Humana has filed suit against the Trump administration, seeking financial damages it claims were lost when Affordable Care Act cost-sharing reduction payments were eliminated in late 2017.
The insurer said in the lawsuit that it agreed to participate in the exchanges in 2017 with the understanding that CSRs would be paid. When the Department of Health and Human Services nixed the payments in October, Humana was locked in to the premiums and footprint of its exchange plans.
As such, insurance industry groups warned that eliminating the payments would have significant financial impacts on payers.
"Humana is not immune to these harms, and in fact has already suffered, and will continue to suffer, their effects," according to the lawsuit.
CSR payments, which some on the right decried as a "bailout" for insurers, are subsidies that make it easier for low-income people to pay for ACA-compliant payments.
Insurers argued that if the payments were eliminated, they would be forced to raise premiums or exit the exchanges as a result. These "effects are currently playing out in every major ACA exchange across the country," Humana said in the lawsuit.

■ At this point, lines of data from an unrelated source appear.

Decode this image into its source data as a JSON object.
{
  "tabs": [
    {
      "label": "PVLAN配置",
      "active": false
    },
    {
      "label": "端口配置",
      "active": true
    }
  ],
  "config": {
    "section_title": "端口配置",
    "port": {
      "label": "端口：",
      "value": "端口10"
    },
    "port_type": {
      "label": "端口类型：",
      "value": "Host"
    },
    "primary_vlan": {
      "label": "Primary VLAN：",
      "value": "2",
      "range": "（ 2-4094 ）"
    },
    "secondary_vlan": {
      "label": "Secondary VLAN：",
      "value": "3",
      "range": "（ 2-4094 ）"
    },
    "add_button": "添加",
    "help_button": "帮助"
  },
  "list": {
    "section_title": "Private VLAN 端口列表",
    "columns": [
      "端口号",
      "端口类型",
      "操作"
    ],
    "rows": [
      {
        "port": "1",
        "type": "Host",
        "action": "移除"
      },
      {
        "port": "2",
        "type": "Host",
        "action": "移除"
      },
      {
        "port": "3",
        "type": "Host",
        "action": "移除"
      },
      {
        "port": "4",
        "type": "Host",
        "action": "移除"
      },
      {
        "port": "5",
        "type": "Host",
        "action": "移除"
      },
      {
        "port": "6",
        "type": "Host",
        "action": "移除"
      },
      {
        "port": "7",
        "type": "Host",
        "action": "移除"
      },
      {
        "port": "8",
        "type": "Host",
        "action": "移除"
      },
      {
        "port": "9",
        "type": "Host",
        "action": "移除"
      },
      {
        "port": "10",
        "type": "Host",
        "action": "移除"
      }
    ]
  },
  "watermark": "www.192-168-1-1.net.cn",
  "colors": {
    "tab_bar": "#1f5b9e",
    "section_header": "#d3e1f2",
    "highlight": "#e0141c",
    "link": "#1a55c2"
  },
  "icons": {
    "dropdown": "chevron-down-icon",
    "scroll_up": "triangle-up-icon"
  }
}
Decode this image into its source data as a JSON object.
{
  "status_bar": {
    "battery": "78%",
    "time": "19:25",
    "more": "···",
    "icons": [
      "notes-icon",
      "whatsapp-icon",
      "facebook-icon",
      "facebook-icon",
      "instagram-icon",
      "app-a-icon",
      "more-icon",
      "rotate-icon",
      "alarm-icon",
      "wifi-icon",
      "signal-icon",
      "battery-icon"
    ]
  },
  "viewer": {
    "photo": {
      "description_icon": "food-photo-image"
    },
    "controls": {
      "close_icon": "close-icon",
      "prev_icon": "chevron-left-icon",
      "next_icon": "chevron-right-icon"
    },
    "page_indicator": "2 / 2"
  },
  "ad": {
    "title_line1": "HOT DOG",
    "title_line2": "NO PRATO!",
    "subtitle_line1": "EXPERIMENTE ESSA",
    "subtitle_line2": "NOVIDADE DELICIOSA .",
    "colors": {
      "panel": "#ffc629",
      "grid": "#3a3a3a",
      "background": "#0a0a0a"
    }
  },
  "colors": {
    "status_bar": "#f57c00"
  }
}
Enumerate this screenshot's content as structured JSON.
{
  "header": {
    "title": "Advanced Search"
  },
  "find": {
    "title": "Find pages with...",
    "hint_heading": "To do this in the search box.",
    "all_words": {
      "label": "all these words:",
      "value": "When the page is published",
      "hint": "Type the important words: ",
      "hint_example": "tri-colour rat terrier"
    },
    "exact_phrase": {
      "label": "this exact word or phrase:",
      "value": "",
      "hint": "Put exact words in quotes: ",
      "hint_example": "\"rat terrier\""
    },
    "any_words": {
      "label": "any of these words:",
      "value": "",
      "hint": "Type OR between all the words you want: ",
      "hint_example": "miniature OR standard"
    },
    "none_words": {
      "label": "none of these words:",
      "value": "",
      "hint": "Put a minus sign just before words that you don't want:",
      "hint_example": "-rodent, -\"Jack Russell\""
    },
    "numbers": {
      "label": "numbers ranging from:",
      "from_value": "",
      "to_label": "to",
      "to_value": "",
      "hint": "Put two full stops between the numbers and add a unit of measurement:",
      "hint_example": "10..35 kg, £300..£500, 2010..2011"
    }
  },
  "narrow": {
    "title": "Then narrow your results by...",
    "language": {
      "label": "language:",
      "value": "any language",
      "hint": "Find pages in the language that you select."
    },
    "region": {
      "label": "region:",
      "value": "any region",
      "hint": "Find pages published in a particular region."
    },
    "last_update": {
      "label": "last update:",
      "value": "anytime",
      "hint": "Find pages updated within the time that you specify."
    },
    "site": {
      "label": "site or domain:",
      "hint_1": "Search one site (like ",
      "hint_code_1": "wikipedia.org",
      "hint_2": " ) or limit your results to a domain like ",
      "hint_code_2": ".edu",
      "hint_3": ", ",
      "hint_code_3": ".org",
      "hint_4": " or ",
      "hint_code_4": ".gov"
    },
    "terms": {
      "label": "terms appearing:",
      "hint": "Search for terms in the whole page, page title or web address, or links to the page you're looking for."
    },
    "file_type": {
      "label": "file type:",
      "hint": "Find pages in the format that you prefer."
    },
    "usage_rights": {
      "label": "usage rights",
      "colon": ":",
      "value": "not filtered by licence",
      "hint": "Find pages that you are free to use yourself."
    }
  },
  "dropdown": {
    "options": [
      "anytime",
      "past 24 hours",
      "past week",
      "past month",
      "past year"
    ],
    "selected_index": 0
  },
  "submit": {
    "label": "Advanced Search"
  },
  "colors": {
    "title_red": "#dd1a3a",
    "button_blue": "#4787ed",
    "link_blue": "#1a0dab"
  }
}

Humana estimates that it is nearly $2 million in unpaid CSR payments from October, November and December 2017.
"Like other QHP issuers, Humana is still required by law to provide cost-sharing reductions to eligible insureds, despite not receiving the mandated reimbursement from the government. This has caused Humana to suffer large financial losses," the insurer said. "It also leads to instability in the insurance markets and hinders Humana’s ability to design and price plans effectively for the ACA exchanges."
Other insurers have previously sued to recover the payments.